Sabtu, 26 Februari 2011

Taliabu (Suku Mange) SEJARAH SINGKAT.....Helika Mansur


Pada 60.000 tahun yang lalu ketika permukaan air laut menurun 50 meter dari kondisi saat ini, para pemburu mengumpulkan makanan, Ras Australo-Melanesia yang berkulit hitam dari daratan sunda (Paparan Sunda) entah bagaiman caranya menyeberangi dan memasuki pulau-pulau di Wallacea dan mencapai daratan Sahul (Paparan Sahul), (Read, 2005:18-19).
             Menurut Arkeolog dari Universitas Nasional Australia yaitu Matthew Spring dalam M Adnan Amal mengatakan bahwa Maluku telah di diami manusia sejak Zaman es (Pleastocene) 30.000 tahun yang lalu. Ketika itu, Maluku merupakan kawasan kritis menjadi mata rantai penghubung antara kawasan Pasifik dan Asia Tenggara. Menurut sejumlah sarjana, kawasan ini memiliki peranan penting dalam masa prasejarah. Merupakan daerah lintasan strategi bagi perpindahan penduduk Asia Tenggara ke Paparan Sahul, (Amal,2001:1).
            Richar Shutler Jr dalam M Adnan Amal mengatakan bahwa pulau-pulau terbesar di Maluku merupakan kunci untuk menetapkan lokasi temuan asal penduduk yang berbahasa Austronesia, (Amal,2001:1). Penduduuk pertama Pulau-pulau Maluku seperti halnya di Nusantara adalah ras Austromelanesoid dan Mongoloid  yang datang dari Asia tenggara.

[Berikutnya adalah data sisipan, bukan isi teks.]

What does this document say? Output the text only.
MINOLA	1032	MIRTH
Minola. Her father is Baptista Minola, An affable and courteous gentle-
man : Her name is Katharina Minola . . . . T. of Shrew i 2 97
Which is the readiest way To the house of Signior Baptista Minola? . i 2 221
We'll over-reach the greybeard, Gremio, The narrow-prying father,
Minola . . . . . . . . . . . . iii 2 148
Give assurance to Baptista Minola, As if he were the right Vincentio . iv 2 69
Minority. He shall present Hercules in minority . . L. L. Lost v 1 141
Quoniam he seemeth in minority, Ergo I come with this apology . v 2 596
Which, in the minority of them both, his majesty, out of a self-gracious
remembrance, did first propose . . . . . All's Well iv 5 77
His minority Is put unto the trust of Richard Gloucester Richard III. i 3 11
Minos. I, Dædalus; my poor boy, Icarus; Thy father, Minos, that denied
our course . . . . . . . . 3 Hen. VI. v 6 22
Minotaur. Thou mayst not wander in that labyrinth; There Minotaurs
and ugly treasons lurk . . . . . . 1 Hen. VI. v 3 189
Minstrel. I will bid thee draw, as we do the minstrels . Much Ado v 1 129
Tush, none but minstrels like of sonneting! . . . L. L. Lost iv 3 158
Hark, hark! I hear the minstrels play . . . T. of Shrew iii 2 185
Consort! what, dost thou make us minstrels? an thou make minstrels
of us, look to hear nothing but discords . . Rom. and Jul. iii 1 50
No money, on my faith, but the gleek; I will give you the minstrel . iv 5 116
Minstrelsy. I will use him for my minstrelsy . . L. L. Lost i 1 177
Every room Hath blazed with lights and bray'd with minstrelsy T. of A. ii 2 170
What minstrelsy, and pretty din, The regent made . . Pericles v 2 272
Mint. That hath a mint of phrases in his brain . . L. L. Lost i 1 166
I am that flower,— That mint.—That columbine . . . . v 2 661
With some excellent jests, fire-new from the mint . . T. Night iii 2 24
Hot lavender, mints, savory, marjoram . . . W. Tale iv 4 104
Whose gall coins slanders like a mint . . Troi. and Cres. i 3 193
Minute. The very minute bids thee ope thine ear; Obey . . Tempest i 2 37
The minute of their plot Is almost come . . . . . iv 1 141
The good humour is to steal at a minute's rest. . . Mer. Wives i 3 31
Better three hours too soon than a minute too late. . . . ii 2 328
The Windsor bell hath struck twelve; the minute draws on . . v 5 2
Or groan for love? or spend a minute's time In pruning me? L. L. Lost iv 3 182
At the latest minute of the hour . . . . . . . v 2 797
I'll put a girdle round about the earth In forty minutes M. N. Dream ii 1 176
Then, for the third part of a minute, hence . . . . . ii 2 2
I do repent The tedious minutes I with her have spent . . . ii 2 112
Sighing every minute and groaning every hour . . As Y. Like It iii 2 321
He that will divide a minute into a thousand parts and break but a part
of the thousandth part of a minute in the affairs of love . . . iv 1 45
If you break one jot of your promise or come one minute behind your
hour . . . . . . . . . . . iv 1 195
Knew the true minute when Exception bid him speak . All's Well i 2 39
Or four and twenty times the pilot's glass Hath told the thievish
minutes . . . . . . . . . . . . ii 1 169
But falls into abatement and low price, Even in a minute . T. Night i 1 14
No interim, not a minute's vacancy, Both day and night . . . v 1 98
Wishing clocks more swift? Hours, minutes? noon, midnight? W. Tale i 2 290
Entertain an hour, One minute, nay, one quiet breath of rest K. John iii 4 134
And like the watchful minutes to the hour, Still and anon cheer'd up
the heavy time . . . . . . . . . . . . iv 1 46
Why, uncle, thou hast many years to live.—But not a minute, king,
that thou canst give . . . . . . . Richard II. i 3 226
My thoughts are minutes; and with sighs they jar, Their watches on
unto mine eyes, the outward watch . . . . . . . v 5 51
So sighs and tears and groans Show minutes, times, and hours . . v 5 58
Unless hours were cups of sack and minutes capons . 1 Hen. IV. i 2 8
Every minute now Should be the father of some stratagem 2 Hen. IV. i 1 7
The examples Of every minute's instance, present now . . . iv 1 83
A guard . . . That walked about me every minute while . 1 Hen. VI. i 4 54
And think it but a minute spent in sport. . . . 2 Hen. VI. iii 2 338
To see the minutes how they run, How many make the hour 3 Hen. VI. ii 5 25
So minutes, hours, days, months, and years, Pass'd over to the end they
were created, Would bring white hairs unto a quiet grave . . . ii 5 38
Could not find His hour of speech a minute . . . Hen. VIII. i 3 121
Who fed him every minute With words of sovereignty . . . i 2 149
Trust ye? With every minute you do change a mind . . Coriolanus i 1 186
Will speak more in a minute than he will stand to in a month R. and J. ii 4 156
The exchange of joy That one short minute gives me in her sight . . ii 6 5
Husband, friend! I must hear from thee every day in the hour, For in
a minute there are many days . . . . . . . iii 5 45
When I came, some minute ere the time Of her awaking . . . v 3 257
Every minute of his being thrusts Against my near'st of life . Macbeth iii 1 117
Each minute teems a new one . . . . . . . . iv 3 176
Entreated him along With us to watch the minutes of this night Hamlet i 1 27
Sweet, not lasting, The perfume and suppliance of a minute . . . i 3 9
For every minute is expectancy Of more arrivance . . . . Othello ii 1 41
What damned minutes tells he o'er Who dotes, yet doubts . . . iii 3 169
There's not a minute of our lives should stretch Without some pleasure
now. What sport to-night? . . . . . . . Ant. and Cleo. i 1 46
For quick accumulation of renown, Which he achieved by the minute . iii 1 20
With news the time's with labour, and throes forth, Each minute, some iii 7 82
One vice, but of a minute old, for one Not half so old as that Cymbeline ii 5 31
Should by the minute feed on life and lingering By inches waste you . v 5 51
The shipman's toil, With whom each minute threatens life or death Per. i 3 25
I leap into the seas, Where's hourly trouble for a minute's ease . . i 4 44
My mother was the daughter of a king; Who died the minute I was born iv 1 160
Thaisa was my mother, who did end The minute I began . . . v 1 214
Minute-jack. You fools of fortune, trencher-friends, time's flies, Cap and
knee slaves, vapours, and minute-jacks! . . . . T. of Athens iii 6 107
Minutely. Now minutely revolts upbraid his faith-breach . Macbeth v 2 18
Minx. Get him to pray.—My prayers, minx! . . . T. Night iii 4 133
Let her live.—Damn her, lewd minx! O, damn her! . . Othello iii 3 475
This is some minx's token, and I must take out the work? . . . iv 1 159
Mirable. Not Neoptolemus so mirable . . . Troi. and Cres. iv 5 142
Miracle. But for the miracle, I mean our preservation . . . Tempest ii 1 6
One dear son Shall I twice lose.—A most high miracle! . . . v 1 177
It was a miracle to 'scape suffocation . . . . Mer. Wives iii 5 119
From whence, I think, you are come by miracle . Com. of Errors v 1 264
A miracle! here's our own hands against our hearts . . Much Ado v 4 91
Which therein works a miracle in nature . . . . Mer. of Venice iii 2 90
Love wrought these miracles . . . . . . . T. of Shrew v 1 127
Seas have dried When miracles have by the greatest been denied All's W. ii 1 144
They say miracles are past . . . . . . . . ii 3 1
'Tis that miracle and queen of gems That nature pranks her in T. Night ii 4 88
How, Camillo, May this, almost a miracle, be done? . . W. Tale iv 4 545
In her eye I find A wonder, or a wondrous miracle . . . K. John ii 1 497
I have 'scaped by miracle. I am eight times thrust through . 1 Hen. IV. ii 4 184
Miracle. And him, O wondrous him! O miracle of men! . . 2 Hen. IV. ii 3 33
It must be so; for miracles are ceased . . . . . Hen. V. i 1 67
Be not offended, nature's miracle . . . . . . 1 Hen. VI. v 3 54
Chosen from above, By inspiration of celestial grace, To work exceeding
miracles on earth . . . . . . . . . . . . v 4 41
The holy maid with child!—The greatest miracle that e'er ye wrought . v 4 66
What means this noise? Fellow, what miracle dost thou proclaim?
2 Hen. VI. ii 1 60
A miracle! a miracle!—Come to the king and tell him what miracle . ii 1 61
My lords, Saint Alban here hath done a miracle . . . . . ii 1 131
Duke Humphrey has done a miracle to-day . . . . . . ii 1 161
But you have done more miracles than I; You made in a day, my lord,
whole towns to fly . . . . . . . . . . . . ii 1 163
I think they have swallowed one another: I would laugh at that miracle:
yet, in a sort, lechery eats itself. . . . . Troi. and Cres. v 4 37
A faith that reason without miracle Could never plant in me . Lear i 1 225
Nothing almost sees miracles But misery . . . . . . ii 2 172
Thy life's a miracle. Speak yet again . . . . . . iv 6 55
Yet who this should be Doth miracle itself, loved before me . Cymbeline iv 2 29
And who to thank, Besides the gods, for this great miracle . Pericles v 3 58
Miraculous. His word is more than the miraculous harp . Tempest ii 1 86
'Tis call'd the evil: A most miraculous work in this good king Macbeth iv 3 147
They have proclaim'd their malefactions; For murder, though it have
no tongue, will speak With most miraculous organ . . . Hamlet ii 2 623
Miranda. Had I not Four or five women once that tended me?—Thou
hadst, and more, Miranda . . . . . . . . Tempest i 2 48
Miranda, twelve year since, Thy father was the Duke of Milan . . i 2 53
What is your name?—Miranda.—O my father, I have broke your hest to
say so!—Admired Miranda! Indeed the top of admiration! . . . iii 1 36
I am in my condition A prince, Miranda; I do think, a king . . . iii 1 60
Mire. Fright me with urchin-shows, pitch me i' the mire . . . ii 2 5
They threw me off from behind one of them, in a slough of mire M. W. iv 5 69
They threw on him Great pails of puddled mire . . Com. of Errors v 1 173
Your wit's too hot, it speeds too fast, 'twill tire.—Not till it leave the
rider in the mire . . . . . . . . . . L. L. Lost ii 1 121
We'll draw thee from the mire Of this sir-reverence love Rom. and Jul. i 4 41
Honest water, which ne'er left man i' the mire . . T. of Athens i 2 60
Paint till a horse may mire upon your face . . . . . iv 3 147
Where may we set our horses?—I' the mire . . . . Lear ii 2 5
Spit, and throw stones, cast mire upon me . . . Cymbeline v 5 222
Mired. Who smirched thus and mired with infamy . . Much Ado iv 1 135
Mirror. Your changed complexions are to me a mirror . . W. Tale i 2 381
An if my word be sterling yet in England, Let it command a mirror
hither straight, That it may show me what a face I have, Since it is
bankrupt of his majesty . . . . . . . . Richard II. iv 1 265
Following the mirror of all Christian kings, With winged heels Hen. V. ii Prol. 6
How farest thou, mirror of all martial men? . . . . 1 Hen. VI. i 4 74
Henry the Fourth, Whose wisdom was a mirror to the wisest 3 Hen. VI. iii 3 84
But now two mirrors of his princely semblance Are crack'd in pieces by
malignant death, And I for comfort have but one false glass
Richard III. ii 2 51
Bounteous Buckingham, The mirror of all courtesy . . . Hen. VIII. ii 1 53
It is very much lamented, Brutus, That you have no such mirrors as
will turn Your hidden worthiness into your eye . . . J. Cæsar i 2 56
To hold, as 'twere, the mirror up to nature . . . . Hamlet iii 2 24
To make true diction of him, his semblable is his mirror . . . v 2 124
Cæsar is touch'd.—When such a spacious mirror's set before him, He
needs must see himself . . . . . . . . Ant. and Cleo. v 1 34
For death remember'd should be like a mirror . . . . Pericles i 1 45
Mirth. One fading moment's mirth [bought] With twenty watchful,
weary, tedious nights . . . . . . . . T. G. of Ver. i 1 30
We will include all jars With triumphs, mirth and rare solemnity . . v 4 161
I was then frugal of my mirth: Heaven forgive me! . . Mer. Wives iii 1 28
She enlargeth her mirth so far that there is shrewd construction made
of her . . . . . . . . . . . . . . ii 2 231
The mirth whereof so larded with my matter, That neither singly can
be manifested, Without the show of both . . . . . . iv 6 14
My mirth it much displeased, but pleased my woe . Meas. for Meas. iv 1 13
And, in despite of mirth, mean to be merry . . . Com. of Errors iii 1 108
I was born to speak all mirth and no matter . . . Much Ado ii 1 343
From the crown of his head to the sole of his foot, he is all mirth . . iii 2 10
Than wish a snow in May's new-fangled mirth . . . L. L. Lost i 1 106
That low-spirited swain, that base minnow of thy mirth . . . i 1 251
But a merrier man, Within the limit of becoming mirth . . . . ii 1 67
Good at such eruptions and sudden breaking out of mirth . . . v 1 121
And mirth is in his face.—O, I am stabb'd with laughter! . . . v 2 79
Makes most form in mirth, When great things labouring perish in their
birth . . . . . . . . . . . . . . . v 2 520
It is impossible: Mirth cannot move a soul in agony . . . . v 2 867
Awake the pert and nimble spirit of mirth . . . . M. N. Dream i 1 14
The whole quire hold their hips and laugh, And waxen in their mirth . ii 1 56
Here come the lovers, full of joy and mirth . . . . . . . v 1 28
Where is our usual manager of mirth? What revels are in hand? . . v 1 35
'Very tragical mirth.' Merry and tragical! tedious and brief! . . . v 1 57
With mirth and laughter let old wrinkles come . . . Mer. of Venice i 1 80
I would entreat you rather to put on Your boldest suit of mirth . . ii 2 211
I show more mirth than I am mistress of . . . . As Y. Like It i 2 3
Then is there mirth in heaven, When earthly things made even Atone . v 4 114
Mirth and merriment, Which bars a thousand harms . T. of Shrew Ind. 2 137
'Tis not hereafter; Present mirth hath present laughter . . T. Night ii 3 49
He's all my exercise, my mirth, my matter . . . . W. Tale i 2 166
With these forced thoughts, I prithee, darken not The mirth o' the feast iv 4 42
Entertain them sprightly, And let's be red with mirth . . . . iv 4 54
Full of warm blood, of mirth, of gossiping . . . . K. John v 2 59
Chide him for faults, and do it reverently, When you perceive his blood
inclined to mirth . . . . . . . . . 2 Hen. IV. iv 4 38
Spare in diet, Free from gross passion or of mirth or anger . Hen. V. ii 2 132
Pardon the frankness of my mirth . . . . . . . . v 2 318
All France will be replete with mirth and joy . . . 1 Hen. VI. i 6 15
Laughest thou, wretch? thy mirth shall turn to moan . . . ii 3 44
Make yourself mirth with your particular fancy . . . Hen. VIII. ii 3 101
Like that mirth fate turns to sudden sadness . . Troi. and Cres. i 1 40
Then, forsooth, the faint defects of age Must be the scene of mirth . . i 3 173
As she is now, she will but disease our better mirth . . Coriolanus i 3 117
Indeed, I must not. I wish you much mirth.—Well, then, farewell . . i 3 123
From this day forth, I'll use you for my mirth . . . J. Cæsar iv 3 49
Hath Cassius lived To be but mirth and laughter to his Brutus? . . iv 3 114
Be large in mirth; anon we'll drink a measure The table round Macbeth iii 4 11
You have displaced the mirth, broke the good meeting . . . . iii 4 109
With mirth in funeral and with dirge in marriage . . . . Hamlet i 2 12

Austromelanesoid bermukim terbesar di Maluku dan terisolasi (Halmahera Utara) satu rumpun atau golongan  dengan berbahsa Austronesia (bahasa Papua dan kepulauan Pasifik), (Amal,2001:2).
            Sekitar 3.000 tahun SM, dalam sejarah Indonesia terdapat kemunculan para pelaut dari ras Mongol yang berasal dari Formosa (Taiwan) yang melakukan perjalanan ke selatan, yang terpenting mereka memperkenalkan bahasa Austronesia dan terpecah menjadi 40 bahasa, (Read,2008:20).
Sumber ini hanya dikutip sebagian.